The union also just raised its dues 30 percent, claiming more money is needed to “battle foes of traditional public education.”

Then, UTLA boss and class warfare expert Alex Caputo-Pearl began beating the tax-the-rich drum at a fever pitch. In an obvious reference to Eli Broad and some other philanthropists, he recently averred, “If billionaires want to be involved, they should not undermine programs, they should contribute their fair share in taxes.” Wondering how he knew what taxes certain individuals paid, I sent an email to Mr. Caputo-Pearl and UTLA’s communication director, inquiring which billionaires he was referring to and how much they paid in taxes. They have not deigned to respond to my query thus far. (Note to AC-P: The rich pay plenty of taxes, but 44 percent of Americans don’t pay any, and rest assured, there are no billionaires in that group.)

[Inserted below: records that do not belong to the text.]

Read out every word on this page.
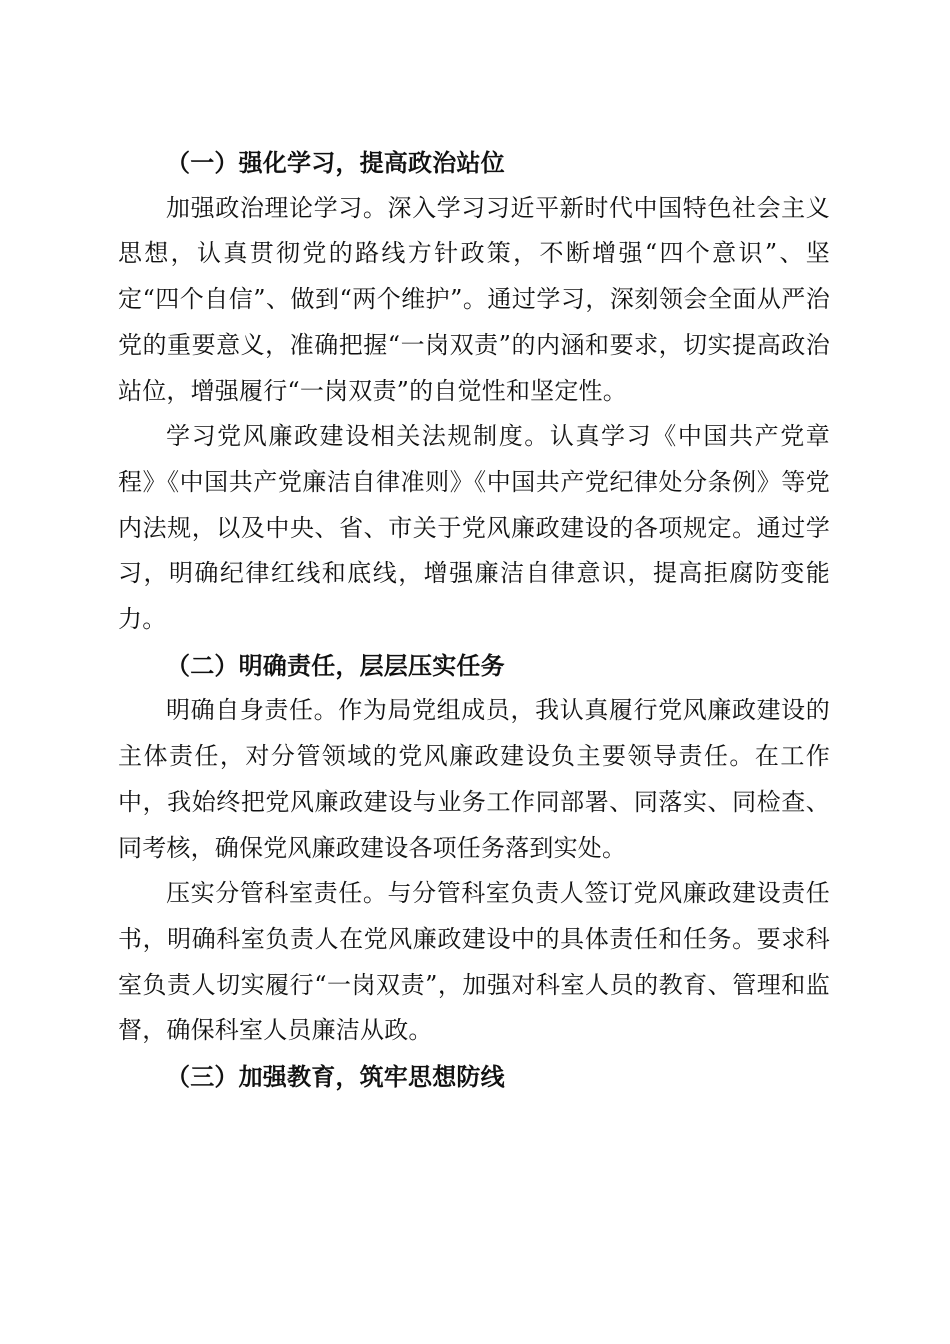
（一）强化学习，提高政治站位

加强政治理论学习。深入学习习近平新时代中国特色社会主义思想，认真贯彻党的路线方针政策，不断增强“四个意识”、坚定“四个自信”、做到“两个维护”。通过学习，深刻领会全面从严治党的重要意义，准确把握“一岗双责”的内涵和要求，切实提高政治站位，增强履行“一岗双责”的自觉性和坚定性。

学习党风廉政建设相关法规制度。认真学习《中国共产党章程》《中国共产党廉洁自律准则》《中国共产党纪律处分条例》等党内法规，以及中央、省、市关于党风廉政建设的各项规定。通过学习，明确纪律红线和底线，增强廉洁自律意识，提高拒腐防变能力。

（二）明确责任，层层压实任务

明确自身责任。作为局党组成员，我认真履行党风廉政建设的主体责任，对分管领域的党风廉政建设负主要领导责任。在工作中，我始终把党风廉政建设与业务工作同部署、同落实、同检查、同考核，确保党风廉政建设各项任务落到实处。

压实分管科室责任。与分管科室负责人签订党风廉政建设责任书，明确科室负责人在党风廉政建设中的具体责任和任务。要求科室负责人切实履行“一岗双责”，加强对科室人员的教育、管理和监督，确保科室人员廉洁从政。

（三）加强教育，筑牢思想防线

As if the school board and teachers union’s effort to damage charters wasn’t enough, there is a plan afoot to get an initiative on the ballot this year that would make charter schools illegal. Why? Because, according to the “Voices Against Privatizing Education” website, charters are “racist… cherry pick students, falsify records, commit enrollment fraud, close down community schools, destroy jobs, bust up unions and segregate students.” Not surprisingly this bundle of outright lies has the backing of several teachers unions and individual union leaders.

You see, charter schools are not being singled out for demolition because they haven’t worked; they are on the radar of the school board and the union precisely because they have been successful. At the same time that so many students in LA’s traditional schools are failing to meet graduation standards, students from the same demographic groups are thriving in charter schools. By the time they’ve graduated, students at charter schools are over three times more likely to have completed courses needed for college admission than students at traditional public schools.

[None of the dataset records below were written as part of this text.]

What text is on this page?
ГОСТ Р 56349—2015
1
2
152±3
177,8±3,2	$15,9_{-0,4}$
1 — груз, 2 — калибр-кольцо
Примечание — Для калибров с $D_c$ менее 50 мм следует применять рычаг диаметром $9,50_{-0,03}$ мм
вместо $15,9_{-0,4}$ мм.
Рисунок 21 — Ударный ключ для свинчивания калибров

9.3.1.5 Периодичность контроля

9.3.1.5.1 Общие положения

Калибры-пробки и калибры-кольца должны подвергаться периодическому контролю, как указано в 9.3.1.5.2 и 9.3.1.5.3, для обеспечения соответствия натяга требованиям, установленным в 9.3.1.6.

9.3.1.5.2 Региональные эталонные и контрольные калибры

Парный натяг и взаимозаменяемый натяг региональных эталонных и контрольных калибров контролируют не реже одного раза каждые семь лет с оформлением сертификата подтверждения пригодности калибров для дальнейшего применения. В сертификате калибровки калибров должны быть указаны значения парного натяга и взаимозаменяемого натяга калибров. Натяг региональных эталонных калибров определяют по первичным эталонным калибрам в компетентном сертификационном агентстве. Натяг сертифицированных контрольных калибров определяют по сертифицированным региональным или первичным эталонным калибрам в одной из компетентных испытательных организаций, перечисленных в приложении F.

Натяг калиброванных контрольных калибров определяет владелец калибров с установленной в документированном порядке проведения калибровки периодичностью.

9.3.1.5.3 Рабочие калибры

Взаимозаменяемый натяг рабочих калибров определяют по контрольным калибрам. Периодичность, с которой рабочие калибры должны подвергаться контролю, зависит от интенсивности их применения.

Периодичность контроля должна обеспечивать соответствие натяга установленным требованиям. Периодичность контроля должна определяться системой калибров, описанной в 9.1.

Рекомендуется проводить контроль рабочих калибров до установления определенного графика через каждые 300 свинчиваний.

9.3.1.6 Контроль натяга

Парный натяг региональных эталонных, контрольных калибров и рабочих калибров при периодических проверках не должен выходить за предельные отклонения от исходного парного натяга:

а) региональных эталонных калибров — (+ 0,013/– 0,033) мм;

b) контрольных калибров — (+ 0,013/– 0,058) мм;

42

Also, Stanford University’s Center for Research on Educational Outcomes (CREDO) conducted an analysis of charter schools in LAUSD in 2014 and found that its students gain significantly more learning time than their peers in traditional public schools. Among its findings:

  • Charter school students gain 79 more days of learning than their traditional school peers in math, as well as 50 additional days of learning in reading.
  • Latino students gain 72 more days of learning in math and 43 extra days in reading.
  • Latino students living in poverty gain 115 additional days of learning in math and 58 additional days in reading.
  • African American students gain 14 extra days of learning in both reading and math.
  • African American students living in poverty gain 58 additional days of learning in math and 36 additional days in reading.

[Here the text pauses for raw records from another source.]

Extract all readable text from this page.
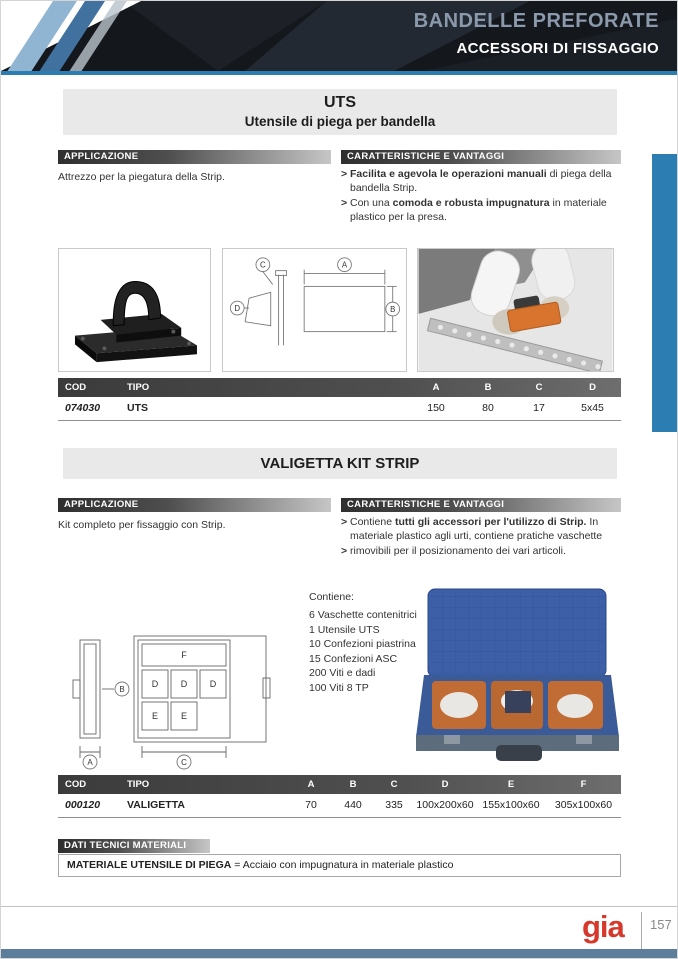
BANDELLE PREFORATE
ACCESSORI DI FISSAGGIO
UTS
Utensile di piega per bandella
APPLICAZIONE	CARATTERISTICHE E VANTAGGI
Attrezzo per la piegatura della Strip.	> Facilita e agevola le operazioni manuali di piega della bandella Strip.
> Con una comoda e robusta impugnatura in materiale plastico per la presa.
C
D
A
B
COD	TIPO	A	B	C	D
074030	UTS	150	80	17	5x45
VALIGETTA KIT STRIP
APPLICAZIONE	CARATTERISTICHE E VANTAGGI
Kit completo per fissaggio con Strip.	> Contiene tutti gli accessori per l'utilizzo di Strip. In materiale plastico agli urti, contiene pratiche vaschette
> rimovibili per il posizionamento dei vari articoli.
Contiene:
6 Vaschette contenitrici
1 Utensile UTS
10 Confezioni piastrina
15 Confezioni ASC
200 Viti e dadi
100 Viti 8 TP
F
D	D	D
E	E
B
A	C
COD	TIPO	A	B	C	D	E	F
000120	VALIGETTA	70	440	335	100x200x60	155x100x60	305x100x60
DATI TECNICI MATERIALI
MATERIALE UTENSILE DI PIEGA = Acciaio con impugnatura in materiale plastico
gia 157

Evelyn Macias, mother of Julia Macias, one of nine student plaintiffs behind the Vergara lawsuit, recently penned an op-ed for LA School Report, in which she wrote,

We need to look at state policies, legislation and labor agreements that have, over the course of decades, eroded and diminished the rights of children, low-income working families, and ALL families, by claiming the higher moral ground for employees, while much of our leadership remains silent.

Our children are falling through the cracks, while we stand and watch. Who besides their parents and student advocacy groups will step up?

Who besides parents and certain advocacy groups? Who, indeed? Certainly not the obstructionist school board and teachers union. They are intent on protecting turf and maintaining their monopoly. Educating children is far down on their to-do list. Shame on them.

Larry Sand, a former classroom teacher, is the president of the non-profit California Teachers Empowerment Network – a non-partisan, non-political group dedicated to providing teachers and the general public with reliable and balanced information about professional affiliations and positions on educational issues. The views presented here are strictly his own.